A Dynabook fabrica quase todos os seus notebooks na China. “Embora a quarta rodada de tarifas dos EUA tenha sido temporariamente engavetada, não podemos dizer o que vai acontecer, nem quando”, diz Kakudo.
A Apple pediu a grandes fornecedores que considerem transferir de 15% a 30% da produção do iPhone para fora da China. A empresa está para iniciar testes de produção de seus fones sem fio AirPods no Vietnã. Testes assim costumam preceder produção em massa.
As fabricantes americanas de PCs HP e Dell estão cogitando transferir até 30% da produção de seis notebooks da China para o Sudeste da Ásia e outros países. A Nintendo, do Japão, também vai mudar uma parte da produção de seu sistema de jogos Nintendo Switch da China para o Vietnã.
Há um temor de que essas transferências possam afetar os níveis de emprego e consumo na China. Para minimizar o golpe, Pequim está estendendo o tapete vermelho às empresas estrangeiras.

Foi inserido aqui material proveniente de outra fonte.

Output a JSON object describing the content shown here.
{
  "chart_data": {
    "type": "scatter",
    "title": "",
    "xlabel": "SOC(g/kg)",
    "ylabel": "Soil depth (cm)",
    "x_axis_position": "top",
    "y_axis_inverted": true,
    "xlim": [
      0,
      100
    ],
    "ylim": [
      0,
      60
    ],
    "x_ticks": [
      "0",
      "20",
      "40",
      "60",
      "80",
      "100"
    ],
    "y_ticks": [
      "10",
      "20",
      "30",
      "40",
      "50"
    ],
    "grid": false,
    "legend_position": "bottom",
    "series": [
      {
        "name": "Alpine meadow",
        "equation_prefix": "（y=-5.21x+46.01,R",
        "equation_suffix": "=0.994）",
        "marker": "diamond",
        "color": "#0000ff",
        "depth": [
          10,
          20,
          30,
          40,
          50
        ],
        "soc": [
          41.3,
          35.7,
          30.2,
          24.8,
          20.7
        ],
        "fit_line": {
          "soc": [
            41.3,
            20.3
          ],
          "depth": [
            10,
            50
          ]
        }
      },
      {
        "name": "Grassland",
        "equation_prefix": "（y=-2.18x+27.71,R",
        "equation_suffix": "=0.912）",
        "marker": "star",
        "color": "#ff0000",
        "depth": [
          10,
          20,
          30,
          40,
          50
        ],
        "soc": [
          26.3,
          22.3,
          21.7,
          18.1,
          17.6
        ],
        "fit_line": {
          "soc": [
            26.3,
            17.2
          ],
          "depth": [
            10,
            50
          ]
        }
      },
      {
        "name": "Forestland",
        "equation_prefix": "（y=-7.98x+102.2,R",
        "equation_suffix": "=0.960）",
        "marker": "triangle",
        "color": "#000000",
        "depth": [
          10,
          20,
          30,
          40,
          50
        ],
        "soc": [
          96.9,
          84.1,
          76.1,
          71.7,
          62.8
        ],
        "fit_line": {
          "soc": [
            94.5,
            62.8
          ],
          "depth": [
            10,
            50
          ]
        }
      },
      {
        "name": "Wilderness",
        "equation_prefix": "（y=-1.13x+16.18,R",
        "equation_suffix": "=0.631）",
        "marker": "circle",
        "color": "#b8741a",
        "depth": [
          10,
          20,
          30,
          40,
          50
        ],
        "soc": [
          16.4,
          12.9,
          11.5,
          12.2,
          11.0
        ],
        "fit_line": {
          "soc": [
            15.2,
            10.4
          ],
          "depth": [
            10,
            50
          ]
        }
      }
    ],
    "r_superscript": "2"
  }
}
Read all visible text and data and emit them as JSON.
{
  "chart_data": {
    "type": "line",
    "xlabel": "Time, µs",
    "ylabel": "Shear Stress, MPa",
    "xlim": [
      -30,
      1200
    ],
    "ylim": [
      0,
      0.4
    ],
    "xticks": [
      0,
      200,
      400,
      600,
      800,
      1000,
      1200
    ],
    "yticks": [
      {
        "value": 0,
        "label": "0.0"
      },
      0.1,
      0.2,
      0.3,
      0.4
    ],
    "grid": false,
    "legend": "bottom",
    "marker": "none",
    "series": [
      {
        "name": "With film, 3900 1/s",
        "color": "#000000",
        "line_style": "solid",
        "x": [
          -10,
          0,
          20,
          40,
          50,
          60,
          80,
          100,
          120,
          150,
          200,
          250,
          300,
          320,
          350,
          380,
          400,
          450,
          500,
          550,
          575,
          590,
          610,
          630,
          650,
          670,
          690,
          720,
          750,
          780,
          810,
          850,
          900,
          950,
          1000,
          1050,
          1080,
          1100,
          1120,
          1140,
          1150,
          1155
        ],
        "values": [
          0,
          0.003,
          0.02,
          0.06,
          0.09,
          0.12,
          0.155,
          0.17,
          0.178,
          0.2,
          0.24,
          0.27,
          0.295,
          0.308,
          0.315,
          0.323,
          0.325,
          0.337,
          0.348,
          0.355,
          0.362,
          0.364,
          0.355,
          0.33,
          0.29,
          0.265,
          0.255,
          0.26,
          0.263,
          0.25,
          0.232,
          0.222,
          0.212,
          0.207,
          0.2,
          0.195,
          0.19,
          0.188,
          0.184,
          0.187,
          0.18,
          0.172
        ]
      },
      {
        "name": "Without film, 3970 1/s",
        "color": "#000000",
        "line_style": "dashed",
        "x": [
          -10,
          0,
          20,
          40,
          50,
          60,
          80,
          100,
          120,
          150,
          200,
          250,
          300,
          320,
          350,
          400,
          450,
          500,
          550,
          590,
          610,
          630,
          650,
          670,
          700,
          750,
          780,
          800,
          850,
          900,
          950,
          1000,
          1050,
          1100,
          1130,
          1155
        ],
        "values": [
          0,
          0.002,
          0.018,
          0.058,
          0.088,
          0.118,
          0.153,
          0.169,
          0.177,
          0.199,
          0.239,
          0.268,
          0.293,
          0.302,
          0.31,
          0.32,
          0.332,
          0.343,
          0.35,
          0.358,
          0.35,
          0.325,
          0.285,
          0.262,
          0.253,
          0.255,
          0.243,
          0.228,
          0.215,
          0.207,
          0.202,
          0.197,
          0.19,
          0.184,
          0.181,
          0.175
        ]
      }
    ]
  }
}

A Tesla está à frente desse esforço do governo. A empresa está transferindo equipamentos para sua nova fábrica perto de Xangai, que começou a ser construída há apenas um ano. E está contratando trabalhadores para colocar suas linhas em operação já em agosto.
Acredita-se que a fabricante americana de carros elétricos conseguiu o terreno da fábrica com um desconto do governo local e provavelmente também recebeu empréstimos a custo baixo.
Desde 2018, quando as tensões comerciais com os EUA se intensificaram, a China vem gradualmente se abrindo para as empresas internacionais. O investimento estrangeiro direto no país cresceu 3,5% no primeiro semestre, para US$ 70,7 bilhões, sobre igual período do ano passado, segundo o Ministério do Comércio chinês.
No fim de junho, Pequim anunciou que iria amenizar as restrições a investimentos externos em cinco áreas, incluindo de gás e petróleo. As autoridades também preparam a abertura do setor financeiro.
Não está claro, porém, se essas medidas serão suficientes para compensar o impacto da guerra comercial com os EUA.
Na principal fábrica da UE Furniture, a 200 km de Xangai, operários começam a deixar o prédio às 16h30. “Não estamos mais fazendo horas extras por causa das tarifas”, diz um funcionário. A empresa decidiu abrir unidades no Vietnã para evitar as tarifas americanas. Até agora não parece ter demitido, mas muitos estão ganhando menos por trabalhar menos.
A preocupação com a situação cresce entre os líderes políticos. O Conselho Estatal da China decidiu em maio criar um grupo para traçar medidas de emprego e intensificar programas der treinamento.
A disputa comercial começa a aparecer nos fluxos de produtos e capital. Nos primeiros cinco meses do ano, as exportações da China para os EUA caíram 12% em relação ao mesmo período do ano passado, em valor, enquanto as exportações da Índia, Vietnã e Taiwan tiveram alta de dois dígitos.
Muitas empresas alarmadas com a possibilidade de um conflito comercial longo, tentam se proteger. Enquanto procuram locais alternativos para fabricar produtos para os EUA, muitas mantêm fábricas operando na China, voltadas para o mercado interno. Assim, muitos fabricantes serão forçados a estabelecer cadeias duplas: uma para a China e uma para os outros mercados, aumentando seus custos e afetando os lucros.
“A possibilidade de o mercado mundial se dividir em China e não-China está aumentando”, diz Yuji Miura, economista do Japan Research Institute. A separação dos laços econômicos entre EUA e China e a divisão da economia mundial em dois blocos hostis é uma possibilidade real.
Além de custos maiores, as empresas deverão enfrentar excesso de capacidade de produção numa economia global dividida. Desde julho, o governo dos EUA já impôs três rodadas de tarifas sobre as importações chinesas, cobrindo US$ 250 bilhões em produtos. A quarta rodada, cobrindo os demais produtos, está suspensa, mas as empresas se preparam para o pior.